Passo do CD para a telefonia. Ouço as notícias nacionais. O Dr. Cavaco anuncia que vai baixar o preço da gasolina. Um relatório da OCDE diz que temos a melhor taxa de crescimento desde 1967. Há paz em Angola. Vai haver multipartidarismo em Moçambique. Em Cabo Verde ganhou um homem que nos é simpático. O Dr. Durão Barroso está contente. Vem aí mais uma tranche de dinheiro da CEE. Vai ser mais fácil comprar casa. Os carros com mais de 3000 cm3 de cilindrada vão deixar de ser penalizados. Alverca foi promovida a cidade. E foi criada uma nova reserva natural na Serra do Tijolo.

Depois passo ao noticiário internacional.
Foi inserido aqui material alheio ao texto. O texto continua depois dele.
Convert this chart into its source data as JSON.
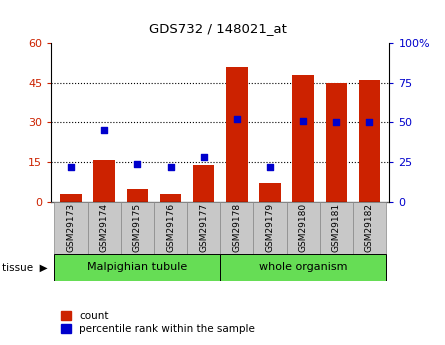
{
  "title": "GDS732 / 148021_at",
  "categories": [
    "GSM29173",
    "GSM29174",
    "GSM29175",
    "GSM29176",
    "GSM29177",
    "GSM29178",
    "GSM29179",
    "GSM29180",
    "GSM29181",
    "GSM29182"
  ],
  "counts": [
    3,
    16,
    5,
    3,
    14,
    51,
    7,
    48,
    45,
    46
  ],
  "percentiles": [
    22,
    45,
    24,
    22,
    28,
    52,
    22,
    51,
    50,
    50
  ],
  "bar_color": "#cc2200",
  "dot_color": "#0000cc",
  "ylim_left": [
    0,
    60
  ],
  "ylim_right": [
    0,
    100
  ],
  "yticks_left": [
    0,
    15,
    30,
    45,
    60
  ],
  "yticks_right": [
    0,
    25,
    50,
    75,
    100
  ],
  "ytick_labels_left": [
    "0",
    "15",
    "30",
    "45",
    "60"
  ],
  "ytick_labels_right": [
    "0",
    "25",
    "50",
    "75",
    "100%"
  ],
  "tissue_bg_color": "#66dd55",
  "bar_width": 0.65,
  "legend_items": [
    "count",
    "percentile rank within the sample"
  ],
  "cell_bg_color": "#c8c8c8",
  "cell_border_color": "#888888"
}
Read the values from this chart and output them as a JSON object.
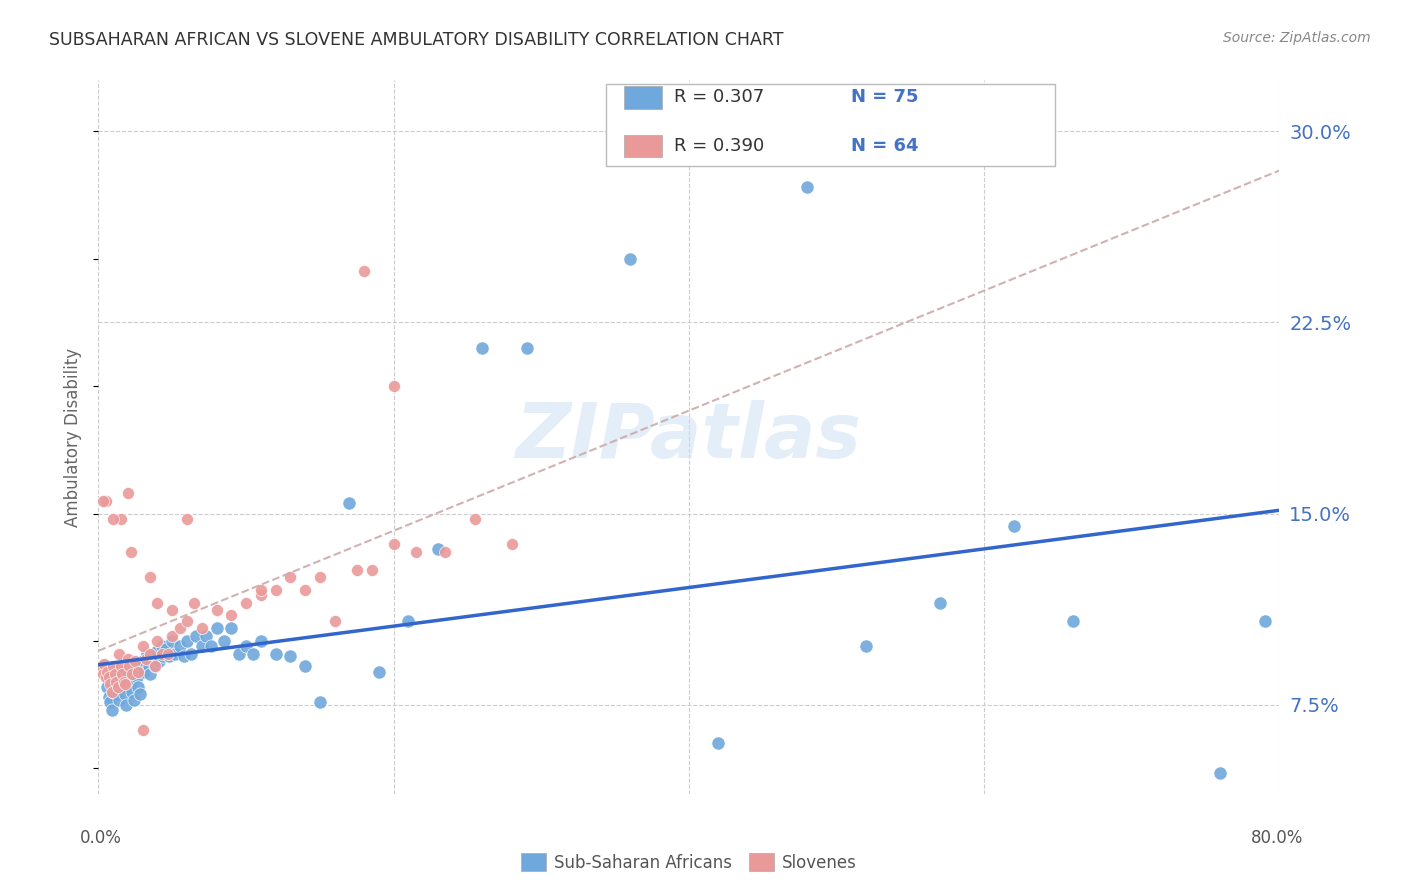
{
  "title": "SUBSAHARAN AFRICAN VS SLOVENE AMBULATORY DISABILITY CORRELATION CHART",
  "source": "Source: ZipAtlas.com",
  "ylabel": "Ambulatory Disability",
  "blue_color": "#6fa8dc",
  "pink_color": "#ea9999",
  "blue_line_color": "#3366cc",
  "pink_line_color": "#cc6677",
  "tick_label_color": "#4472c4",
  "background_color": "#ffffff",
  "watermark": "ZIPatlas",
  "blue_scatter_x": [
    0.004,
    0.005,
    0.006,
    0.007,
    0.008,
    0.009,
    0.01,
    0.01,
    0.011,
    0.012,
    0.013,
    0.014,
    0.015,
    0.016,
    0.017,
    0.018,
    0.019,
    0.02,
    0.021,
    0.022,
    0.023,
    0.024,
    0.025,
    0.026,
    0.027,
    0.028,
    0.03,
    0.031,
    0.033,
    0.034,
    0.035,
    0.037,
    0.038,
    0.04,
    0.041,
    0.043,
    0.044,
    0.046,
    0.048,
    0.05,
    0.052,
    0.055,
    0.058,
    0.06,
    0.063,
    0.066,
    0.07,
    0.073,
    0.076,
    0.08,
    0.085,
    0.09,
    0.095,
    0.1,
    0.105,
    0.11,
    0.12,
    0.13,
    0.14,
    0.15,
    0.17,
    0.19,
    0.21,
    0.23,
    0.26,
    0.29,
    0.36,
    0.42,
    0.48,
    0.52,
    0.57,
    0.62,
    0.66,
    0.76,
    0.79
  ],
  "blue_scatter_y": [
    0.09,
    0.086,
    0.082,
    0.078,
    0.076,
    0.073,
    0.088,
    0.08,
    0.085,
    0.083,
    0.079,
    0.077,
    0.088,
    0.084,
    0.082,
    0.079,
    0.075,
    0.088,
    0.085,
    0.083,
    0.08,
    0.077,
    0.09,
    0.086,
    0.082,
    0.079,
    0.092,
    0.088,
    0.095,
    0.09,
    0.087,
    0.093,
    0.09,
    0.096,
    0.092,
    0.098,
    0.094,
    0.097,
    0.094,
    0.1,
    0.095,
    0.098,
    0.094,
    0.1,
    0.095,
    0.102,
    0.098,
    0.102,
    0.098,
    0.105,
    0.1,
    0.105,
    0.095,
    0.098,
    0.095,
    0.1,
    0.095,
    0.094,
    0.09,
    0.076,
    0.154,
    0.088,
    0.108,
    0.136,
    0.215,
    0.215,
    0.25,
    0.06,
    0.278,
    0.098,
    0.115,
    0.145,
    0.108,
    0.048,
    0.108
  ],
  "pink_scatter_x": [
    0.002,
    0.003,
    0.004,
    0.005,
    0.006,
    0.007,
    0.008,
    0.009,
    0.01,
    0.011,
    0.012,
    0.013,
    0.014,
    0.015,
    0.016,
    0.017,
    0.018,
    0.02,
    0.021,
    0.023,
    0.025,
    0.027,
    0.03,
    0.032,
    0.035,
    0.038,
    0.04,
    0.043,
    0.047,
    0.05,
    0.055,
    0.06,
    0.065,
    0.07,
    0.08,
    0.09,
    0.1,
    0.11,
    0.12,
    0.13,
    0.14,
    0.15,
    0.16,
    0.175,
    0.185,
    0.2,
    0.215,
    0.235,
    0.255,
    0.28,
    0.015,
    0.022,
    0.035,
    0.05,
    0.06,
    0.02,
    0.04,
    0.03,
    0.11,
    0.005,
    0.18,
    0.2,
    0.01,
    0.003
  ],
  "pink_scatter_y": [
    0.09,
    0.087,
    0.091,
    0.086,
    0.088,
    0.086,
    0.083,
    0.08,
    0.09,
    0.087,
    0.084,
    0.082,
    0.095,
    0.09,
    0.087,
    0.084,
    0.083,
    0.093,
    0.09,
    0.087,
    0.092,
    0.088,
    0.098,
    0.093,
    0.095,
    0.09,
    0.1,
    0.095,
    0.095,
    0.102,
    0.105,
    0.108,
    0.115,
    0.105,
    0.112,
    0.11,
    0.115,
    0.118,
    0.12,
    0.125,
    0.12,
    0.125,
    0.108,
    0.128,
    0.128,
    0.138,
    0.135,
    0.135,
    0.148,
    0.138,
    0.148,
    0.135,
    0.125,
    0.112,
    0.148,
    0.158,
    0.115,
    0.065,
    0.12,
    0.155,
    0.245,
    0.2,
    0.148,
    0.155
  ]
}
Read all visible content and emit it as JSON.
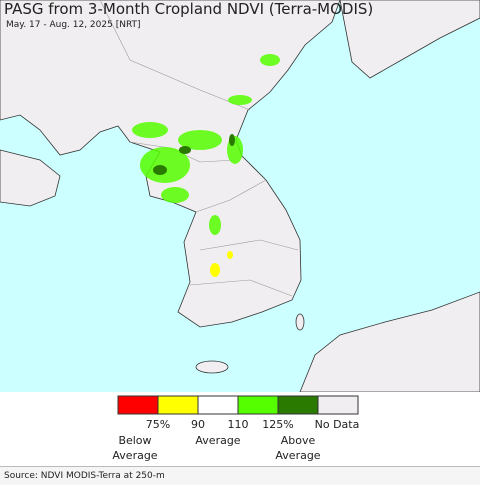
{
  "header": {
    "title": "PASG from 3-Month Cropland NDVI (Terra-MODIS)",
    "subtitle": "May. 17 - Aug. 12, 2025 [NRT]"
  },
  "legend": {
    "ticks": [
      "75%",
      "90",
      "110",
      "125%",
      "No Data"
    ],
    "captions": [
      "Below Average",
      "Average",
      "Above Average"
    ]
  },
  "footer": {
    "source": "Source: NDVI MODIS-Terra at 250-m"
  }
}
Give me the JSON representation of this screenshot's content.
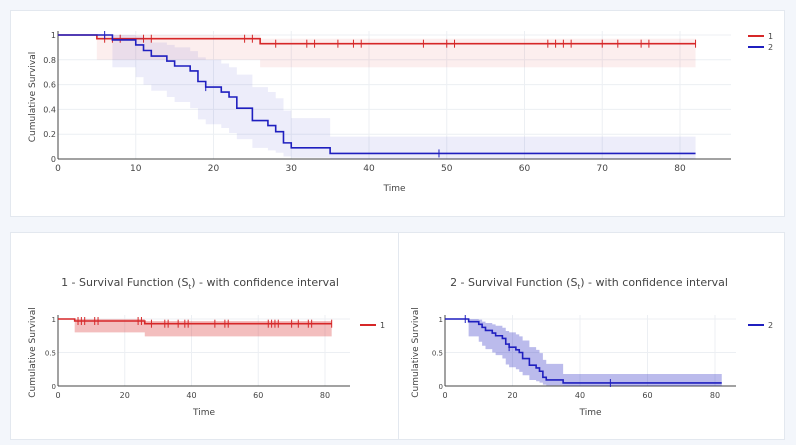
{
  "chart_data": [
    {
      "type": "line",
      "id": "combined",
      "title": "",
      "xlabel": "Time",
      "ylabel": "Cumulative Survival",
      "xlim": [
        0,
        86
      ],
      "ylim": [
        0,
        1.04
      ],
      "xticks": [
        0,
        10,
        20,
        30,
        40,
        50,
        60,
        70,
        80
      ],
      "yticks": [
        0,
        0.2,
        0.4,
        0.6,
        0.8,
        1
      ],
      "ytick_labels": [
        "0",
        "0.2",
        "0.4",
        "0.6",
        "0.8",
        "1"
      ],
      "legend": "top-right",
      "grid": true,
      "series": [
        "1",
        "2"
      ],
      "ci_opacity": 0.08
    },
    {
      "type": "line",
      "id": "group1",
      "title": "1 - Survival Function (S",
      "title_sub": "t",
      "title_end": ") - with confidence interval",
      "xlabel": "Time",
      "ylabel": "Cumulative Survival",
      "xlim": [
        0,
        88
      ],
      "ylim": [
        0,
        1.04
      ],
      "xticks": [
        0,
        20,
        40,
        60,
        80
      ],
      "yticks": [
        0,
        0.5,
        1
      ],
      "ytick_labels": [
        "0",
        "0.5",
        "1"
      ],
      "legend": "top-right",
      "grid": true,
      "series": [
        "1"
      ],
      "ci_opacity": 0.3
    },
    {
      "type": "line",
      "id": "group2",
      "title": "2 - Survival Function (S",
      "title_sub": "t",
      "title_end": ") - with confidence interval",
      "xlabel": "Time",
      "ylabel": "Cumulative Survival",
      "xlim": [
        0,
        86
      ],
      "ylim": [
        0,
        1.04
      ],
      "xticks": [
        0,
        20,
        40,
        60,
        80
      ],
      "yticks": [
        0,
        0.5,
        1
      ],
      "ytick_labels": [
        "0",
        "0.5",
        "1"
      ],
      "legend": "top-right",
      "grid": true,
      "series": [
        "2"
      ],
      "ci_opacity": 0.3
    }
  ],
  "series": {
    "1": {
      "name": "1",
      "color": "#d62728",
      "steps": [
        [
          0,
          1
        ],
        [
          5,
          0.97
        ],
        [
          26,
          0.93
        ]
      ],
      "end": 82,
      "ci": [
        [
          0,
          1,
          1
        ],
        [
          5,
          0.8,
          1
        ],
        [
          26,
          0.74,
          0.97
        ]
      ],
      "censored": [
        6,
        7,
        8,
        11,
        12,
        24,
        25,
        28,
        32,
        33,
        36,
        38,
        39,
        47,
        50,
        51,
        63,
        64,
        65,
        66,
        70,
        72,
        75,
        76,
        82
      ]
    },
    "2": {
      "name": "2",
      "color": "#1f1fbf",
      "steps": [
        [
          0,
          1
        ],
        [
          7,
          0.96
        ],
        [
          10,
          0.92
        ],
        [
          11,
          0.875
        ],
        [
          12,
          0.83
        ],
        [
          14,
          0.79
        ],
        [
          15,
          0.75
        ],
        [
          17,
          0.71
        ],
        [
          18,
          0.625
        ],
        [
          19,
          0.58
        ],
        [
          21,
          0.54
        ],
        [
          22,
          0.5
        ],
        [
          23,
          0.41
        ],
        [
          25,
          0.31
        ],
        [
          27,
          0.27
        ],
        [
          28,
          0.22
        ],
        [
          29,
          0.13
        ],
        [
          30,
          0.09
        ],
        [
          35,
          0.045
        ]
      ],
      "end": 82,
      "ci": [
        [
          0,
          1,
          1
        ],
        [
          7,
          0.74,
          1
        ],
        [
          10,
          0.66,
          0.99
        ],
        [
          11,
          0.6,
          0.96
        ],
        [
          12,
          0.55,
          0.94
        ],
        [
          14,
          0.5,
          0.92
        ],
        [
          15,
          0.46,
          0.9
        ],
        [
          17,
          0.41,
          0.87
        ],
        [
          18,
          0.32,
          0.82
        ],
        [
          19,
          0.28,
          0.8
        ],
        [
          21,
          0.25,
          0.77
        ],
        [
          22,
          0.21,
          0.74
        ],
        [
          23,
          0.16,
          0.68
        ],
        [
          25,
          0.09,
          0.58
        ],
        [
          27,
          0.07,
          0.54
        ],
        [
          28,
          0.05,
          0.49
        ],
        [
          29,
          0.02,
          0.39
        ],
        [
          30,
          0.01,
          0.33
        ],
        [
          35,
          0,
          0.18
        ]
      ],
      "censored": [
        6,
        19,
        49
      ]
    }
  }
}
Caos. Fome. Miséria. Ânsia democrática. Distúrbios. Incerteza. É declarado estado geral de "Seja o que Deus quiser". As notícias parecem-me estranhamente familiares.., Mas onde é que eu já ouvi isto? Só muito mais tarde, nos confins da minha memória, me lembro que era assim que se referiam aos acontecimentos aqui em Portugal. Quem não se lembra do Verão Quente? Mas calma. Não pode ser tão bom. Estamos demasiado bem para o nosso bem. Vem aí borrasca. E da grossa. Esta pasmaceira não pode durar. A característica "porreirinha" da nossa situação económica, política e social não é nem sadia nem natural. Vai virar, vai ser bonito! Estamos a atingir o limite. Existem várias maneiras de classificar o estado de uma nação, mas "está tudo numa boa" não é a mais sólida. Aqui há gato. Misturemos as metáforas. Ponhamo-nos a pau. Como dizem os ingleses "So you trust the Virgin, do you? Well, don't run then." Nós próprios dizemos que "Enquanto o pau vai e vem, folgam as costas". E é verdade. Este período aparentemente folgado não é mais que um intervalo entre pauladas. É certo que os intervalos costumam ser mais curtos, mas se calhar o pauliteiro foi a Miranda ver a mãe. Descansem que ele já volta. Há-de vir com força redobrada. É só esperar pela pancada.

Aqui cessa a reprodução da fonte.